Scanning Medications for Continual Compliance
Clearly, one of the great benefits of BCMA is that it allows multiple people and systems to track the fidelity of a medication order from start to finish. Pulling a drug from the central pharmacy carousel requires one scan of a drug’s bar code, and the carousel will only deliver that one drug. Another scan is required at the ADC when filling it, and a third scan of the drug bar code is required at the time of administration when that scan is compared to the scan of the patient’s bracelet to confirm the patient’s identity. The results of these activities—monthly and quarterly scanning compliance reports—are presented during our professional practice nursing council/medication safety team meetings by the PNL. This gives everyone a chance to review scanning rates and compliance for the facility, and also confirms that nurses are being held accountable for their scanning rates. As part of this review, we discovered that a key factor in nursing compliance with scanning lies in pharmacy’s ability to guarantee that no medications will leave their department until proper bar code scanning has been verified. Through this initiative, we have achieved 98.9% compliance in scanning medication bar codes at the bedside prior to administration.

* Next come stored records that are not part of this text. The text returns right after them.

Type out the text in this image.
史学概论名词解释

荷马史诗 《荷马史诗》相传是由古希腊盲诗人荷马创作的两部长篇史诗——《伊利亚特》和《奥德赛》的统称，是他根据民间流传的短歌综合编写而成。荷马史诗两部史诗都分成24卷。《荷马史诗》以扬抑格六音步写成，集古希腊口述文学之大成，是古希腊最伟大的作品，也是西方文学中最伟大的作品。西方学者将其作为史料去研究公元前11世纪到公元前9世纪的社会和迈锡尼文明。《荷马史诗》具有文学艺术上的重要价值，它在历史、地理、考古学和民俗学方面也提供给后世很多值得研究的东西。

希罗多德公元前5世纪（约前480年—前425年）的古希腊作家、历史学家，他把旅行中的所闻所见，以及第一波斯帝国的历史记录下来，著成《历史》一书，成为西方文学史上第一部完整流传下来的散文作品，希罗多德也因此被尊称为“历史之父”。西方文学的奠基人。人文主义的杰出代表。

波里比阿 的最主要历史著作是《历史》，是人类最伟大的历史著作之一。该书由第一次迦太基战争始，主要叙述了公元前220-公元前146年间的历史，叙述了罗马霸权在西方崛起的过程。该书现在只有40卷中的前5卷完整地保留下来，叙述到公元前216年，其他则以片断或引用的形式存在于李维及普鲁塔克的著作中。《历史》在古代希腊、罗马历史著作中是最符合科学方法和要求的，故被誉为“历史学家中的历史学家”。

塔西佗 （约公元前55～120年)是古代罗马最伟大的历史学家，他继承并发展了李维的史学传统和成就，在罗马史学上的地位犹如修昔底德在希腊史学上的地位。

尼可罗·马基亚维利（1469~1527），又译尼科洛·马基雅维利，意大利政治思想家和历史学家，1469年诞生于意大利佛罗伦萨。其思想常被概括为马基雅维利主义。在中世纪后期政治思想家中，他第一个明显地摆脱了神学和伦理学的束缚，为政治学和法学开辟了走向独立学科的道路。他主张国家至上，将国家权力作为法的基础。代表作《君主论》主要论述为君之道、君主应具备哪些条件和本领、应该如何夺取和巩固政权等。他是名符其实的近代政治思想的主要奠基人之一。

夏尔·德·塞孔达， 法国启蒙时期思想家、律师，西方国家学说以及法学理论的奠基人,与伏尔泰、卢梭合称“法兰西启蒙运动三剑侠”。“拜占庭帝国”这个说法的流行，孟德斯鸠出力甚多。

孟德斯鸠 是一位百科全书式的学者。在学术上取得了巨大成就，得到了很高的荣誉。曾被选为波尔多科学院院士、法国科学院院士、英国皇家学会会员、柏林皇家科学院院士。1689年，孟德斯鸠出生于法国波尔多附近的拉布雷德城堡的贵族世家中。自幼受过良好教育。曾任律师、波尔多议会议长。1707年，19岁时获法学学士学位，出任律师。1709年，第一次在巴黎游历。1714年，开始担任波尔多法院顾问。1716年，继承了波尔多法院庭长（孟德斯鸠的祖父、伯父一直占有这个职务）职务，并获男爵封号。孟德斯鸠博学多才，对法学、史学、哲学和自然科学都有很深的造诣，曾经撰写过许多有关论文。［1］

The implementation of ADCs and the complete automation of the medication administration process were extremely successful in assisting with improved levels of patient safety at Bon Secours St. Francis. Assigning a specific person to bridge the gap between pharmacy and nursing during the build was a critical factor in our success, and key to ongoing innovations and process improvements. The PNL role gives both departments someone to go to who can assist with questions, issues, errors, communication, and process improvements. The collaboration of pharmacy and nursing was, and continues to be, an example of goal-directed teamwork, the purpose of which is to provide a safe, effective medication administration process for patients that is efficient for both nursing and pharmacy.
Aline Greene, BSN, MHA, RN, CEN, is a nursing supervisor at Bon Secours St. Francis Hospital in Charleston, South Carolina. She also has served as the pharmacy-nurse liaison since 2004. Aline received her BSN from the Medical University of South Carolina and her MHA from Independence University, California College for Health Sciences.